Opinion-Policy Nexus

The Trudeau Liberals are moving into the second phase of their mandate, investing some of the political capital they collected in the first phase (the honeymoon or “sunny ways” period) to assert the primacy of the federal government in three areas of national concern.

These are climate change, pipelines and the preservation of medicare. Taken together, the Liberals’ approaches in these areas signal a desire to reestablish a muscular federalism reminiscent of the Pierre Trudeau era.

On climate change, Justin will not make the mistake of alienating the western provinces the way his father did with his national energy policy, but he is prepared to challenge them as he moves to establish a carbon levy in the wake of the Paris agreement on greenhouse gas emissions.

While his Environment Minister Catherine McKenna was in Montreal discussing carbon pricing, Trudeau announced that, absent an agreement with the provinces, Ottawa would impose a carbon levy – call it what it is, a tax – starting at $10 a tonne in 2018 and rising to $50 in 2022.

Brad Wall, the right-wing premier of Saskatchewan was appalled, predictably. He cited the damage the tax could do to the Saskatchewan economy. Politically, however, the Liberals can afford to isolate Wall. Polls show that 60 per cent of Canadians support a national carbon price and, besides, the Liberals hold only one of Saskatchewan’s 14 seats (cabinet minister Ralph Goodale) with no early prospect of adding any more.
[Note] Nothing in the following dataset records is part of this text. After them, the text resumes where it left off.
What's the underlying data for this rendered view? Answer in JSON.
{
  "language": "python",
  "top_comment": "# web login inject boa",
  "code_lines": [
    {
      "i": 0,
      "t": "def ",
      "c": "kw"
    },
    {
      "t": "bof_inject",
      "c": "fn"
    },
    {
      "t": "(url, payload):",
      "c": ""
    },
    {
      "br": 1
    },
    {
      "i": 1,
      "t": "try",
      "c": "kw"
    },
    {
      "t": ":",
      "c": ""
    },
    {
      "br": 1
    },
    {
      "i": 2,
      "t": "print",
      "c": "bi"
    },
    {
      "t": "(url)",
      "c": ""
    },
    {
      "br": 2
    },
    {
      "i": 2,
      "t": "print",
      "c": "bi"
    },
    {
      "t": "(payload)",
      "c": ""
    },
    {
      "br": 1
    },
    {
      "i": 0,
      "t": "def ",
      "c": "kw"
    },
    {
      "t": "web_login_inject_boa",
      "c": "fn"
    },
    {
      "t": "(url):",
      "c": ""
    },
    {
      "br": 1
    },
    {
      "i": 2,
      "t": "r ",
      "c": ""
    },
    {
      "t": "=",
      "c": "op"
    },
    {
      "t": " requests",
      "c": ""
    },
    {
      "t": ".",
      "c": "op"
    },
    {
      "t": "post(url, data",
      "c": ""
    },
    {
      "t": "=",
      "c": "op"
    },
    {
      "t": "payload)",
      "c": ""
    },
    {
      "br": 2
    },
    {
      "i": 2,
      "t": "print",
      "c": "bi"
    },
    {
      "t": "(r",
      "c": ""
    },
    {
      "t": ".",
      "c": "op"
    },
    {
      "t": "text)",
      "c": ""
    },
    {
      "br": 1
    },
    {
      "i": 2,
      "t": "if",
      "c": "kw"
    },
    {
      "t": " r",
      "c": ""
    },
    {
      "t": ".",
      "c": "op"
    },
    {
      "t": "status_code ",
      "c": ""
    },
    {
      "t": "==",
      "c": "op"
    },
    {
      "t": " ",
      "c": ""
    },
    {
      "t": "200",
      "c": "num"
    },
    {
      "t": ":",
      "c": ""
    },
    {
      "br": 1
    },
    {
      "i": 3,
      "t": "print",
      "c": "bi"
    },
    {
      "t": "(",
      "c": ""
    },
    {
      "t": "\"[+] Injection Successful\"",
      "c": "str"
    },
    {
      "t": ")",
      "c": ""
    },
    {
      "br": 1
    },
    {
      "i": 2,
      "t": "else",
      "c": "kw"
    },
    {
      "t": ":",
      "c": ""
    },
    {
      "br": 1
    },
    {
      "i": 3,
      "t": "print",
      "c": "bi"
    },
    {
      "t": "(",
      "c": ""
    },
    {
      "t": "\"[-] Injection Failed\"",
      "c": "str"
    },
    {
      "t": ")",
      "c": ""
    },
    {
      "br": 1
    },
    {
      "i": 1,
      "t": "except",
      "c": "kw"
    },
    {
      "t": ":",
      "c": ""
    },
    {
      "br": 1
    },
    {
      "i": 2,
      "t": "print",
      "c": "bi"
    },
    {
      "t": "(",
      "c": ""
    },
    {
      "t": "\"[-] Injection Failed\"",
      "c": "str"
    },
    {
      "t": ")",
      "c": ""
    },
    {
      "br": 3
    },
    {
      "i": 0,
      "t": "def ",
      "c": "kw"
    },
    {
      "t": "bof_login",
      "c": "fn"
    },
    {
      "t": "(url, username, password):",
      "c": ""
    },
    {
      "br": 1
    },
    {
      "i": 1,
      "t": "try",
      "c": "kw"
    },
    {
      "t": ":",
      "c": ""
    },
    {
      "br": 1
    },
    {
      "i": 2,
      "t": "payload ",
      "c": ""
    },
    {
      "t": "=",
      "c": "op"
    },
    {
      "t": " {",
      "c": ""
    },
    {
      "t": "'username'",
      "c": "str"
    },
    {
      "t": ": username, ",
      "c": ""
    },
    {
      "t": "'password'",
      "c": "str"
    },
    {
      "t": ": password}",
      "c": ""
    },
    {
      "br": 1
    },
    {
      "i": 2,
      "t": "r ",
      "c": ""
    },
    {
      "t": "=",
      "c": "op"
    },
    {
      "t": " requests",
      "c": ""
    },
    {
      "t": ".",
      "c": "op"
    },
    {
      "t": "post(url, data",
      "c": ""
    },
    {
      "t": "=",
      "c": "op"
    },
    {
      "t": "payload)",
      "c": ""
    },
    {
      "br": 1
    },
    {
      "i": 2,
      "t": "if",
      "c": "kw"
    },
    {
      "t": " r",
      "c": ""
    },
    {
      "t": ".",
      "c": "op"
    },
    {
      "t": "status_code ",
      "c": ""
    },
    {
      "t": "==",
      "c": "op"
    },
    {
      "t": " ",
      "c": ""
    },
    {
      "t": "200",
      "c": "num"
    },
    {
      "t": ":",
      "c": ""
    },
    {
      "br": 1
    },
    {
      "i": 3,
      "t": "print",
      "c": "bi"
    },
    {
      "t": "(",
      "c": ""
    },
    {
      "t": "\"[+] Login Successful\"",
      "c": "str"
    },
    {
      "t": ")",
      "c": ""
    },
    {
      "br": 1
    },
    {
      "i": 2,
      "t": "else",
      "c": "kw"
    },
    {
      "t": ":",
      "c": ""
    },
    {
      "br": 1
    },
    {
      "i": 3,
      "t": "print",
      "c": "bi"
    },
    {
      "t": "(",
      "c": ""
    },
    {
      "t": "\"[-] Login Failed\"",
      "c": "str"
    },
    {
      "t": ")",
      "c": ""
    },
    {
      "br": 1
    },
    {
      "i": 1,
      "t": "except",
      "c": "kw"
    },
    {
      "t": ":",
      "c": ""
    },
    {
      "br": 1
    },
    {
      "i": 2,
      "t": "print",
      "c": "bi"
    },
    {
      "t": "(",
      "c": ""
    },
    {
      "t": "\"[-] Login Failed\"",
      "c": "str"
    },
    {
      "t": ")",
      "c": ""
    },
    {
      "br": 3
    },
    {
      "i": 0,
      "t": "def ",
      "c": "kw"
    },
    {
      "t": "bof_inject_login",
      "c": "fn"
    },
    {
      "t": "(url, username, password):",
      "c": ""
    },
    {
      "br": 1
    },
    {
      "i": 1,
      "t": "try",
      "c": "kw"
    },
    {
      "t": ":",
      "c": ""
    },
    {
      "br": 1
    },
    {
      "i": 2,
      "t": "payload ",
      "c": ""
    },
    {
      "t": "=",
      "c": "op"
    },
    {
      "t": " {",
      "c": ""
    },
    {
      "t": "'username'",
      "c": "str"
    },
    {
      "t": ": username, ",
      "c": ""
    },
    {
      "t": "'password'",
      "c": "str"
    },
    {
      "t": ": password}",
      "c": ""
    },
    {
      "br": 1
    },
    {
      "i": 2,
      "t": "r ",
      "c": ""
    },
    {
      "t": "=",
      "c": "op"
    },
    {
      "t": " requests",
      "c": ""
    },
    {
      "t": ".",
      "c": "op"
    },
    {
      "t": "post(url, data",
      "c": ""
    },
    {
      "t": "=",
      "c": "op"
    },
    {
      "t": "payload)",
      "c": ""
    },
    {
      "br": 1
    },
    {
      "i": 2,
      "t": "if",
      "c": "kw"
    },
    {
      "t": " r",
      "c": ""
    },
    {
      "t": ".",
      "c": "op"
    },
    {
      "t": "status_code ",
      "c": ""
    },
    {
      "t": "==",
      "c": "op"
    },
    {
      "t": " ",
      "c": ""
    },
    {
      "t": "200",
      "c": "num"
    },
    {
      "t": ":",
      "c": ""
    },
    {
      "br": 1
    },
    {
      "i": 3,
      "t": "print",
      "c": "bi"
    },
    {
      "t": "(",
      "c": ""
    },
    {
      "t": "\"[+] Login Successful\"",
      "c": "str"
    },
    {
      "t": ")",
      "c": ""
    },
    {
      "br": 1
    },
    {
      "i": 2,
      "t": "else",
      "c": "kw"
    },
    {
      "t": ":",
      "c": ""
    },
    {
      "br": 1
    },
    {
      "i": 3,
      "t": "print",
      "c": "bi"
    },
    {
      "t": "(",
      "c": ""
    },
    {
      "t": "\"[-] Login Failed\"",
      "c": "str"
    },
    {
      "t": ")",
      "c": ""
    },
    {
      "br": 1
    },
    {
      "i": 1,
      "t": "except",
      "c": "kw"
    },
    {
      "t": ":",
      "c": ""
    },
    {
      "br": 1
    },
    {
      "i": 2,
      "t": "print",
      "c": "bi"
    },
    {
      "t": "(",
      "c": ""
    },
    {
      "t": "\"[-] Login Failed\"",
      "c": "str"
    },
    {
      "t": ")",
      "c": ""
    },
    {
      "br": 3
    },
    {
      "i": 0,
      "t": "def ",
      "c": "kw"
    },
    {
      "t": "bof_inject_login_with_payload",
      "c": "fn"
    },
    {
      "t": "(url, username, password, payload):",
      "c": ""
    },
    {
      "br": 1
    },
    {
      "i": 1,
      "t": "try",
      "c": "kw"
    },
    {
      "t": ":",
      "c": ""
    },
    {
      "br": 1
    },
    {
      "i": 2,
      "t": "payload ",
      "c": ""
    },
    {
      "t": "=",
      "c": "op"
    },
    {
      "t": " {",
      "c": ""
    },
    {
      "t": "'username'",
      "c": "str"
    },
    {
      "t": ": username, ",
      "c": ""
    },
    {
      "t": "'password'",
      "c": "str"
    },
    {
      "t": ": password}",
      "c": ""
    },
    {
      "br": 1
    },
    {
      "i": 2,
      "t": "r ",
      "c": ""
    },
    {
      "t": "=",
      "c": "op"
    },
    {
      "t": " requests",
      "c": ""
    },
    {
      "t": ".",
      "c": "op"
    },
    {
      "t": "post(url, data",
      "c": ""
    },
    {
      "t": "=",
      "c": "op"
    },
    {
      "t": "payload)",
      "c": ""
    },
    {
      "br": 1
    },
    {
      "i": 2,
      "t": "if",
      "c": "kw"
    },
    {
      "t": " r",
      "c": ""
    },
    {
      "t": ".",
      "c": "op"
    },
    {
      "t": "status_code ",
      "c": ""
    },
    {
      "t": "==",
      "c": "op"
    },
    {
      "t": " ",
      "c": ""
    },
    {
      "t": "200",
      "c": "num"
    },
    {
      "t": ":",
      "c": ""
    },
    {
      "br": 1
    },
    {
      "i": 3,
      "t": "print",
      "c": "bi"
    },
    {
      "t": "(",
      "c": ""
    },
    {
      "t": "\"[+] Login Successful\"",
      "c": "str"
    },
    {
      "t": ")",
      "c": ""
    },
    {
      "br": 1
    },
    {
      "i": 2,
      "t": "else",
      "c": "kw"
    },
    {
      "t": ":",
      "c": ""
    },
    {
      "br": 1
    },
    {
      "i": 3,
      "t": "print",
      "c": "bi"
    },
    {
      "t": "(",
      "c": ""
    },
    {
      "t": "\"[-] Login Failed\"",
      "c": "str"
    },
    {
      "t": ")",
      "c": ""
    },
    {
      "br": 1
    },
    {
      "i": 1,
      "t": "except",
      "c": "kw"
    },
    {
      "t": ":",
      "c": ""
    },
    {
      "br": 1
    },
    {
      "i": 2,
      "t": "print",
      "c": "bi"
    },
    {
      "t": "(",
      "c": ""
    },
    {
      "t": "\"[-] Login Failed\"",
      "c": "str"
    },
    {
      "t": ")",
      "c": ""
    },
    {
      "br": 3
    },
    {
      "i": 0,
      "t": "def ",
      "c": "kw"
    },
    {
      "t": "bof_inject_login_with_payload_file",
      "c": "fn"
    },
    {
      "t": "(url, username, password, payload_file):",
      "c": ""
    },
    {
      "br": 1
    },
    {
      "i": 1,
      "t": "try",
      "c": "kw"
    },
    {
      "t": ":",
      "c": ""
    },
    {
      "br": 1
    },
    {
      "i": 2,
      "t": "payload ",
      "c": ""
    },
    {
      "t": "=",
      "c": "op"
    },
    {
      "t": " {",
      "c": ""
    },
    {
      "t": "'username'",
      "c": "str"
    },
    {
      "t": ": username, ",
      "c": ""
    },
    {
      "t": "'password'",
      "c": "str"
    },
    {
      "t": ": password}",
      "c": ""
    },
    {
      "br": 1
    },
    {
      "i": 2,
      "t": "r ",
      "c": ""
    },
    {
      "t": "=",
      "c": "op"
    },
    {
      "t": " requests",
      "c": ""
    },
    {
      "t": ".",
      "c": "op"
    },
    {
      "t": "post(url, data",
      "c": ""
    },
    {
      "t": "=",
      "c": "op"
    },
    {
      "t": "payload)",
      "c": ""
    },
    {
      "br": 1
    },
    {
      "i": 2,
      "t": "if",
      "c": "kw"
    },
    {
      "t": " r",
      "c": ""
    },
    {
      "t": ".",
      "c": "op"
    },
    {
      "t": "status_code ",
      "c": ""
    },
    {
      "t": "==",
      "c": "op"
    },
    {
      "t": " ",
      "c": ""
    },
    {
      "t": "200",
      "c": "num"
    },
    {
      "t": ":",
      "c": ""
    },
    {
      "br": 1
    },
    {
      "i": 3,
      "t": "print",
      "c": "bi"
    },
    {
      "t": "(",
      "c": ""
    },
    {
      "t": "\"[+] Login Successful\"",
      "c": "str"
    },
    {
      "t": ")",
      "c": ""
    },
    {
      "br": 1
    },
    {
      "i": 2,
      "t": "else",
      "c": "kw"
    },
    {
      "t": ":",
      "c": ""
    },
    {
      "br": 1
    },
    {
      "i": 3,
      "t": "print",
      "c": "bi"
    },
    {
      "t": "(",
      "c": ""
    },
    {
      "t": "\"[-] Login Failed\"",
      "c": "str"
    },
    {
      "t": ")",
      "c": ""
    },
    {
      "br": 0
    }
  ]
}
Alberta’s NDP premier Rachel Notley is a more important outlier, but she is not very far offside. Her government has already adopted a carbon-pricing plan (as have British Columbia, Ontario and Quebec). She has indicated she is prepared to buy into the national plan if Trudeau would do her one little favour: approve construction of a pipeline, west or east, to carry bitumen from the oil sands to market.

That’s a favour Trudeau could grant – it being understood that the approval process and drawn-out consultation with first nations and other stakeholders would mean that work would not actually begin until safely after the next federal election in 2019.

The Atlantic premiers, especially Nova Scotia’s Stephen McNeil, are unhappy with the carbon tax, too, and their region is vitally important to Trudeau’s Liberals who won all 32 seats there in 2015. But there is something the prime minister can do to make them feel better.

That’s a Supreme Court appointment.  The Prime Minister is about to fill a vacancy caused by the retirement of Justice Thomas Cromwell of Nova Scotia. The Atlantic provinces are anxious to protect region’s one seat on the high court. Trudeau is known to want to see visible minorities, aboriginals and more women on the court.

There has never been an aboriginal justice. A nearly ideal candidate, as some Liberals see her, is Mary Ellen Turpel-Lafond, a bilingual judge and legal scholar with a doctorate from Harvard Law School.  She is the daughter of Scottish mother and a Cree father. On leave from the Saskatchewan Provincial Court, she has been in British Columbia for a decade as the province’s first Representative for Children and Youth.

Watch for Trudeau to appoint a judge who hails from Atlantic Canada this time, while holding Turpel-Lafond in reserve for the next vacancy in two years’ time when Chief Justice Beverley McLachlin, who is from B.C., retires from the bench.

The third area of national concern where the Trudeau government is asserting itself is the preservation of medicare. Health Minister Jane Philpott meets provincial ministers this week to discuss a new health accord. The issues are familiar. The provinces want more money. Ottawa wants more  say in how the money is spent.

Trudeau wants the provinces to agree to invest more in home care – a key Liberal election promise – and to make mental health services more accessible and prescription drugs cheaper.

He can get what he wants – and it won’t cost him a pipeline or a Supreme Court appointment. All it will cost is a nice little bump from the annual $36 billion Ottawa is currently contributing to medicare.